Aramco remains “focused on helping meet the world’s demand for energy that is reliable, affordable and increasingly sustainable,” said president and CEO Amin Nasser.
“Energy security is vital and we are investing for the long term, expanding our oil and gas production capacity to meet anticipated demand growth and creating long-term shareholder value by capitalising on our low lifting cost, low upstream carbon intensity, and integrated downstream business.”
Cutting debt was driven by stronger cash flows and the proceeds of its gas pipeline deal. The company made a pre-payment to the Public Investment Fund (PIF), Saudi’s sovereign wealth fund. This reduced the amount of promissory notes by $8bn, which it had originally drawn to support its acquisition of Sabic.
Capital expenditure in the quarter was $7.6bn.

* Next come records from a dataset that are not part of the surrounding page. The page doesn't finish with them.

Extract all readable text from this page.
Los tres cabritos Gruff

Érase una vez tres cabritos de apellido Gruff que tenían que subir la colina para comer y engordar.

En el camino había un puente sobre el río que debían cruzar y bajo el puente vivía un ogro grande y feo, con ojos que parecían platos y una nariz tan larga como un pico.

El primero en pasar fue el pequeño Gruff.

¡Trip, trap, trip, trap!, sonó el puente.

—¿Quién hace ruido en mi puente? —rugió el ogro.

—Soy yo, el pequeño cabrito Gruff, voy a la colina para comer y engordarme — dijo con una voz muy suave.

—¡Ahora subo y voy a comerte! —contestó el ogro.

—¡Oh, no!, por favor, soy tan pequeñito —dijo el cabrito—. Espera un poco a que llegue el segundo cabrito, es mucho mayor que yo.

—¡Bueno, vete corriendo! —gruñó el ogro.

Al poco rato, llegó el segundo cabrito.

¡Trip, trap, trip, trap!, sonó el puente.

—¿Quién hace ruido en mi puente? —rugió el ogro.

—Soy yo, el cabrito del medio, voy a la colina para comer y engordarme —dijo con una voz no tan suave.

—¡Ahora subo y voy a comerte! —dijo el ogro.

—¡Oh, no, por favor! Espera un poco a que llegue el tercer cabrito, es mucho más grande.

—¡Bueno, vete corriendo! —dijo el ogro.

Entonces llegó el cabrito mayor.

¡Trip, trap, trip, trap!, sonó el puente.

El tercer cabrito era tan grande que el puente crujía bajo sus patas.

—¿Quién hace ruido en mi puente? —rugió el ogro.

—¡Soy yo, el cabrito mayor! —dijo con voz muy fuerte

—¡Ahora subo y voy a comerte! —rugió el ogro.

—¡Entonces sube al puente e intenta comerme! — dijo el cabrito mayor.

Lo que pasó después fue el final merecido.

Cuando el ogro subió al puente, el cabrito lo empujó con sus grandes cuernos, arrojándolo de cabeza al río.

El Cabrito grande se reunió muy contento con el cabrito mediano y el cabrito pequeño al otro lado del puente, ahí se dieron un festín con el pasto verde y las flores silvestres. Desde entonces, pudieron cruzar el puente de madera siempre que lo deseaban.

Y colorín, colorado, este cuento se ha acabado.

It produced 13 million barrels of oil equivalent per day.
It aims to bring on the Hawiyah and Haradh compression projects by the end of the year. Then, in 2023, it plans to start up the Hawiyah gas plant expansion.
During the quarter, Aramco also signed a memorandum of understanding (MoU) to become an inaugural member of the regional Voluntary Carbon Market (VCM). PIF launched this plan in March, with the aim of launching a carbon trade in 2023.